Chosen Suffering
In April 2025, I drove to Columbus, Ohio, to meet with legendary wrestling Coach Tom Ryan...
Chosen Suffering
In April 2025, I drove to Columbus, Ohio, to meet with legendary wrestling Coach Tom Ryan. Multiple people had told me that if I wanted to meet the ultimate "Learning Leader," I needed to talk to him. They were right. Watching his wrestlers move through their morning practice, something struck me about the atmosphere in that room. These athletes weren't just going through the motions. They were choosing to be there, choosing the difficulty, choosing the grind. After practice, Coach Ryan and I sat down for a 90-minute conversation that shifted how I think about human motivation. "Chosen suffering is a fancy word for love," he told me, "because you will suffer the most for the things you love the most."
This gets at something fundamental about how we're built. We're pattern-matching machines, constantly calculating what's worth our effort and what isn't. The interesting thing is that our calculations aren't always rational. We don't optimize for comfort or ease. We optimize for meaning. Watch a parent staying up all night with a sick child. That's not rational behavior if you're trying to maximize sleep or minimize stress. But it makes sense when you understand the underlying motivation. The parent isn't thinking about cost-benefit analysis. They're responding to something deeper. The same dynamic plays out everywhere. The musician practicing scales for hours, the writer rewriting the same paragraph twenty times, the coach reviewing game film until their eyes burn. None of this looks efficient from the outside. All of it makes sense when you understand what drives it.
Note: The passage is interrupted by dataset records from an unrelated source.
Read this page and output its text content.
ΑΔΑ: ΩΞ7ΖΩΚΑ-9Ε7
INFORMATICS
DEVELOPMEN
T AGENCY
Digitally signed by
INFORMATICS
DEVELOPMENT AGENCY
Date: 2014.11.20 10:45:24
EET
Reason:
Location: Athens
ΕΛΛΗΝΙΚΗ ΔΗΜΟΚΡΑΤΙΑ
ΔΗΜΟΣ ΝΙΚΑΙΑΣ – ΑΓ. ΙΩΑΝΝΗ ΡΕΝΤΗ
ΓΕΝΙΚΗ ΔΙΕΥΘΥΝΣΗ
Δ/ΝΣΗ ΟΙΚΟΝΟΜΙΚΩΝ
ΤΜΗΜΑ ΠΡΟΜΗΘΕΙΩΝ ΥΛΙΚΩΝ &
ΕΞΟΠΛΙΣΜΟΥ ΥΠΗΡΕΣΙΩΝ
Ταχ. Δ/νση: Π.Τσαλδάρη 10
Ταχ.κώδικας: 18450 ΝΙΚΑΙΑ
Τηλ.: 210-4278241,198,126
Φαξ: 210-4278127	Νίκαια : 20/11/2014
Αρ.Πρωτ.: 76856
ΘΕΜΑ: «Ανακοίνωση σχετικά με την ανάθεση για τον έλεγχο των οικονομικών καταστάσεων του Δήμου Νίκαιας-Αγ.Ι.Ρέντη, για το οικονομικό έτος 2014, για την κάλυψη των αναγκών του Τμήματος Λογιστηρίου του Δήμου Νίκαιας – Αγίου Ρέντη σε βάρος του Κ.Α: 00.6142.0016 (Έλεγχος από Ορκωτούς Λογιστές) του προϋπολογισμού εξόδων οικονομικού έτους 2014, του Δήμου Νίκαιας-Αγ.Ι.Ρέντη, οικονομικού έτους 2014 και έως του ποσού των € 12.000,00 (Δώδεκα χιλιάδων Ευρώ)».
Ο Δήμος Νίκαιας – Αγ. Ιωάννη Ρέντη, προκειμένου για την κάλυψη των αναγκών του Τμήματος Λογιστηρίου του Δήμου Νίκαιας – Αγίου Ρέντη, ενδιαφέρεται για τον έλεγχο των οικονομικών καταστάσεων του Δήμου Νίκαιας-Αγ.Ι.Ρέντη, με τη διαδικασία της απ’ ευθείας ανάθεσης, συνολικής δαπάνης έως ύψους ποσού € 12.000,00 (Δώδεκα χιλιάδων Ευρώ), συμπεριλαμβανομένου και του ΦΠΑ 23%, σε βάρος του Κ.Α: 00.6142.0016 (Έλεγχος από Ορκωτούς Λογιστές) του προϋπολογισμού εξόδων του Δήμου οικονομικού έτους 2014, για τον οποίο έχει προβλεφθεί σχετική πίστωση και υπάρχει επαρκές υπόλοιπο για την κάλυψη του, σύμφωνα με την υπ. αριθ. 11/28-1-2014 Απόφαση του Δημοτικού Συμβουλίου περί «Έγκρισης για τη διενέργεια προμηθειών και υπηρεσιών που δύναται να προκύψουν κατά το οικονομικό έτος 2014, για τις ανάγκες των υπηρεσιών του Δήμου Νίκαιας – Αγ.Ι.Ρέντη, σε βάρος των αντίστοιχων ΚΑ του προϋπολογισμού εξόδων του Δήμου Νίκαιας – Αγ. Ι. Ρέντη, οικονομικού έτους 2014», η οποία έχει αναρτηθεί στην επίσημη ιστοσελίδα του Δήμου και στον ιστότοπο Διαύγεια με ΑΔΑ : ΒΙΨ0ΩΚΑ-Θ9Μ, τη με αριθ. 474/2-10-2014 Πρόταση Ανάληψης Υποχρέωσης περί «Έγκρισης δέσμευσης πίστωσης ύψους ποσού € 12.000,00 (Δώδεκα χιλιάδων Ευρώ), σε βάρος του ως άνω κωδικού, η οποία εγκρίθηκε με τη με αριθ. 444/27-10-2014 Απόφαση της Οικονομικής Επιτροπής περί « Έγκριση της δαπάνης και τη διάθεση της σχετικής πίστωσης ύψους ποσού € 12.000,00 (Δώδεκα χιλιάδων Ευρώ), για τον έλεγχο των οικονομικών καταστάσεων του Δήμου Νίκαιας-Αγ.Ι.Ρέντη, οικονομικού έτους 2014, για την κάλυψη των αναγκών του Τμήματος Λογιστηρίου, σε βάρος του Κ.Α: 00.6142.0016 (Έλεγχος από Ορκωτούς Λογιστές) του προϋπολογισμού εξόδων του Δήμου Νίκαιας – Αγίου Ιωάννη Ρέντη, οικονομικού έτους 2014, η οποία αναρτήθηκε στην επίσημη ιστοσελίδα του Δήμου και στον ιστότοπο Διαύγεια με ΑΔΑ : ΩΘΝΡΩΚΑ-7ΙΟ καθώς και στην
Here's what Coach Ryan understands that most people miss: suffering isn't the point. Love is. Suffering is just what happens when you care about something more than your own comfort. It's a byproduct, not a goal. This flips the script on how we think about difficulty. Instead of asking "How can I avoid this?" we might say "What does my willingness to endure this tell me about what I actually value?" Your tolerance for discomfort becomes a tool for understanding yourself. The people who seem to have endless energy for certain activities aren't superhuman. They've just found something they love enough to suffer for. The suffering doesn't feel like suffering when it's in service of something that matters.